Размер шрифта
-
+

Гномон - стр. 97

Мы обходим Чертог, чтобы я могла осмотреть его со всех сторон. На сиську он, конечно, не очень похож, но работать приходится с тем, что есть.

Ко входу ведет широкий желоб, прорезанный в ровном полу, и я с запозданием понимаю, что Сципион – а это был его дом – настелил новый пол на уровне груди от старого, чтобы разместить свое сокровище. Мы идем по помосту, как в театре, и шаги эхом отдаются внизу. Моя фантазия всегда помогает в трудный момент и тут же подбрасывает примеры египетских погребений с ядами, шипами, кольями, ловушками и скрывшимися в темноте крокодилами, которые вот-вот взломают настил в поисках поживы.

– Ты здорова, мудрая? – спрашивает отец Карась.
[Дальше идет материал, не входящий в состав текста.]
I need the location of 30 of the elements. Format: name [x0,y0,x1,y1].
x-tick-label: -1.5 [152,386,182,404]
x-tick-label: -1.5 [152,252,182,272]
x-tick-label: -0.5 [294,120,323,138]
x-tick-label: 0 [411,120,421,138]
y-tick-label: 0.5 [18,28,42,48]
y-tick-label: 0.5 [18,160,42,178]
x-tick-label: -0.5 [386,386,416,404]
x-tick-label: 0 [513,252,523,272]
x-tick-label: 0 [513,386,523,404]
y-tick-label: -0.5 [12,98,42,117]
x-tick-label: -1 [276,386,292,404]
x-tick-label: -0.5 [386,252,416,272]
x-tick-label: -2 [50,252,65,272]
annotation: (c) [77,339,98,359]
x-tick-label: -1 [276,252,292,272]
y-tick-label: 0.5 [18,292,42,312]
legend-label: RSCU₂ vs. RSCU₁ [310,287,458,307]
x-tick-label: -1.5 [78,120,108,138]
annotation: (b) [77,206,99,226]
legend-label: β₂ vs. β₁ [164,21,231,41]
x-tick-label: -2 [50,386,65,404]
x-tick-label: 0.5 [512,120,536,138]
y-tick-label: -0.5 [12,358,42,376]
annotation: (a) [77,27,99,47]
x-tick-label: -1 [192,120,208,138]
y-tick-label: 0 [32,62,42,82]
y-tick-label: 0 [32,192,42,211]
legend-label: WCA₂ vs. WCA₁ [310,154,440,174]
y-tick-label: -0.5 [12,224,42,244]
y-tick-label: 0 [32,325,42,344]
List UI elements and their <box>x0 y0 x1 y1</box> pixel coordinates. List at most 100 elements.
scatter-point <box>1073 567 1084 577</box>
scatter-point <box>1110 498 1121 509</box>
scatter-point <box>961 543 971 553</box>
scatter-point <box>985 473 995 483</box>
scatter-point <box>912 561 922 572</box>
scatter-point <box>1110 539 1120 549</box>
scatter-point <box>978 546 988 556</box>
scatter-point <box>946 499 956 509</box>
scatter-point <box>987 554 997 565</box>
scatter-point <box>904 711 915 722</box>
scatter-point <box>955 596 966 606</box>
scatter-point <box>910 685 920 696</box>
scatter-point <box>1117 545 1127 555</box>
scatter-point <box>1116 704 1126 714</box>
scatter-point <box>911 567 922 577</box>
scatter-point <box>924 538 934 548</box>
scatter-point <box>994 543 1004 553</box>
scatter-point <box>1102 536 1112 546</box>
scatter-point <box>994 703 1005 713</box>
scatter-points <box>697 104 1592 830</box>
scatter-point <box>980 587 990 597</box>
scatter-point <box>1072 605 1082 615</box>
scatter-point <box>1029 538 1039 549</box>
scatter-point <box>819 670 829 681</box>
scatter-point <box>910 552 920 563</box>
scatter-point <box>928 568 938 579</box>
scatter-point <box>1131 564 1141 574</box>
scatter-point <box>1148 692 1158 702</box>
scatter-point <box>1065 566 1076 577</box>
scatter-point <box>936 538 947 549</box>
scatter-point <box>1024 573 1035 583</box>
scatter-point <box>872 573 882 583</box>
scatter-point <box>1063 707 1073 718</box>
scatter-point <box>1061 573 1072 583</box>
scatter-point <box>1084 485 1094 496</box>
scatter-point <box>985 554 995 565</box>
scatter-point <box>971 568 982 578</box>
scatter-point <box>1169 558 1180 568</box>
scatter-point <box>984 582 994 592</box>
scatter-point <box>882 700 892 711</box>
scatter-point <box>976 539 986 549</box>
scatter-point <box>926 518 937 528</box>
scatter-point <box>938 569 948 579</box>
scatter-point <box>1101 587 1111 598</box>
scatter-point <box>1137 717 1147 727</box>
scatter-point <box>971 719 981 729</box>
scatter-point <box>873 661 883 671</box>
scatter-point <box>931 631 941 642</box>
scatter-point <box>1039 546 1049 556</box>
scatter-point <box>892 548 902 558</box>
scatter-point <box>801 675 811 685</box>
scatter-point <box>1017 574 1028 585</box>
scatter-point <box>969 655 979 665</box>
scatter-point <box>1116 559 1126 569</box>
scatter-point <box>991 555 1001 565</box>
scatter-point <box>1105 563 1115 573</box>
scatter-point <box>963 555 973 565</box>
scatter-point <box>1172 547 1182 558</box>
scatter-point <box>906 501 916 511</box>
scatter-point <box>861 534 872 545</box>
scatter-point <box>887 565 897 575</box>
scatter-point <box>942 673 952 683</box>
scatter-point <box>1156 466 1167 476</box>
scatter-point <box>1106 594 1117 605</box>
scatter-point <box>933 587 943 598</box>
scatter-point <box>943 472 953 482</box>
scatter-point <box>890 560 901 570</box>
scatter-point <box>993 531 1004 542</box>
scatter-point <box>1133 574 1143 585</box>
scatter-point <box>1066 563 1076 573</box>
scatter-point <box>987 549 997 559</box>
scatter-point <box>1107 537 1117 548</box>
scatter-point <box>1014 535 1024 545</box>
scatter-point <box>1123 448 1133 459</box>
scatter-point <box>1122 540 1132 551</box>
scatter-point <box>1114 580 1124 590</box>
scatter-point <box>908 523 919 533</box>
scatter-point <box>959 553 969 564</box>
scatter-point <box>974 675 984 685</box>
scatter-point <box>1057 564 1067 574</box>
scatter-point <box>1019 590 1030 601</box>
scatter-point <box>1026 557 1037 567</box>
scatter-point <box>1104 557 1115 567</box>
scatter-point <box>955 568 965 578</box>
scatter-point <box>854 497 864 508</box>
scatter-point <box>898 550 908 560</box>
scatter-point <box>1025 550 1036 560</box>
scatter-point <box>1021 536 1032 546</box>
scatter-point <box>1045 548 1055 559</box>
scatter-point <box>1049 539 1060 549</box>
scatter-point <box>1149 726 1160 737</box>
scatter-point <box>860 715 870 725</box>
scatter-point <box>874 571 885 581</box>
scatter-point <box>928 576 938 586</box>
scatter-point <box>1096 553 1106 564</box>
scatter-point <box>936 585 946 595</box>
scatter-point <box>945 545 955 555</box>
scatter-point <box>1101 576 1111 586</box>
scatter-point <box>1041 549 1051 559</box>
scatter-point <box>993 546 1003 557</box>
– Здесь что-то есть, – отвечаю я, потому что это и очевидная истина, и в потенциале глубоко духовное суждение. Так я мошенница или ученая женщина? И та, и другая, само собой, как все мы. Я не верю в половину того, что знаю. А половину того, во что верю, не могу доказать. Что до остального, надеюсь проскользнуть в мутной воде так, чтобы никто не обратил внимания на мои ошибки.

– Мы были вместе в Чертоге, – говорит Карась, – обсуждали его чудеса. Изображения и слова. И… но ты сама увидишь. Он был точно ребенок с новой игрушкой или юноша перед встречей с невестой. Он так радовался. А потом… я не услышал ни звука.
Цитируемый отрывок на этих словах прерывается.